Il était impossible de traverser la Rhénanie sans s’arrêter à Cologne, célèbre pour ses eaux mais surtout pour son imposante cathédrale. Après avoir traversé la gare, jouxtée à l’édifice religieux, ce fut le choc. La cathédrale nous écrasa de sa puissance et de sa grâce. Poussés par une pluie battante, nous allâmes trouver refuge en son sein. L’intérieur n’avait rien à envier à l’extérieur. Force et harmonie, démesure et élégance, il n’est guère étonnant que cette construction soit le site le plus visité d’Allemagne.
 


 

Profitant s’une légère accalmie, nous partîmes nous promener un peu dans le centre afin de dénicher un restaurant. Malgré l’overdose de couleurs et de sons provoquée par une « gay pride » locale, nous fûmes touchés par le charme des petites rues et des places.

Nous nous arrêtâmes dans un petit restaurant – très bon une fois encore – où je devais faire mon Français : râler. J’avais besoin d’Internet, mais le wifi ne marchait pas bien – nous avions eu beaucoup de problème au cours du voyage. L’indifférence du patron me chauffa un peu.
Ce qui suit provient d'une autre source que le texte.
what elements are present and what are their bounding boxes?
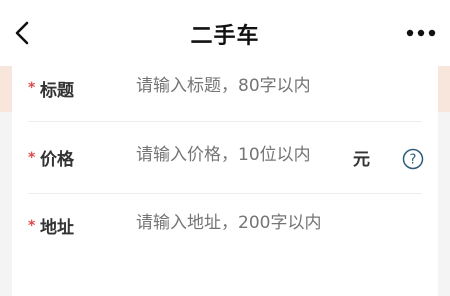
address-input[interactable] — [136, 213, 396, 233]
price-field-row: * 价格 元 ? — [28, 122, 424, 194]
required-marker: * — [28, 150, 36, 166]
price-unit: 元 — [353, 150, 370, 170]
more-dots-icon[interactable] — [406, 24, 436, 42]
price-field-label: 价格 — [40, 150, 74, 170]
title-input[interactable] — [136, 76, 396, 96]
title-field-row: * 标题 — [28, 66, 422, 122]
svg-text:?: ? — [410, 153, 417, 168]
top-nav-bar: 二手车 — [0, 0, 450, 66]
form-card: * 标题 * 价格 元 ? * 地址 — [12, 66, 438, 296]
price-input[interactable] — [136, 145, 356, 165]
address-field-label: 地址 — [40, 218, 74, 238]
required-marker: * — [28, 80, 36, 96]
page-title: 二手车 — [190, 24, 260, 49]
address-field-row: * 地址 — [28, 194, 422, 258]
title-field-label: 标题 — [40, 81, 74, 101]
required-marker: * — [28, 218, 36, 234]
question-circle-icon[interactable]: ? — [402, 148, 424, 170]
Bien que je sache aujourd’hui que mon ordinateur était responsable dans certains cas du conflit – comme dans ce restaurant –, il est très surprenant de constater qu’il est plus difficile pour un voyageur d’accéder à Internet en Europe qu’au Viêtnam ou en Chine…

L’après-midi, nous fîmes l’ascension des tours de la cathédrale avec ma mère. Vertigineux et épuisant. En redescendant, la pluie nous accueillit de nouveau et nous décidâmes de plier bagage. Fatigués par tous les kilomètres effectués et refroidis par la pluie, nous sentions la bonne odeur de « la maison » ; il nous tardait d’en finir.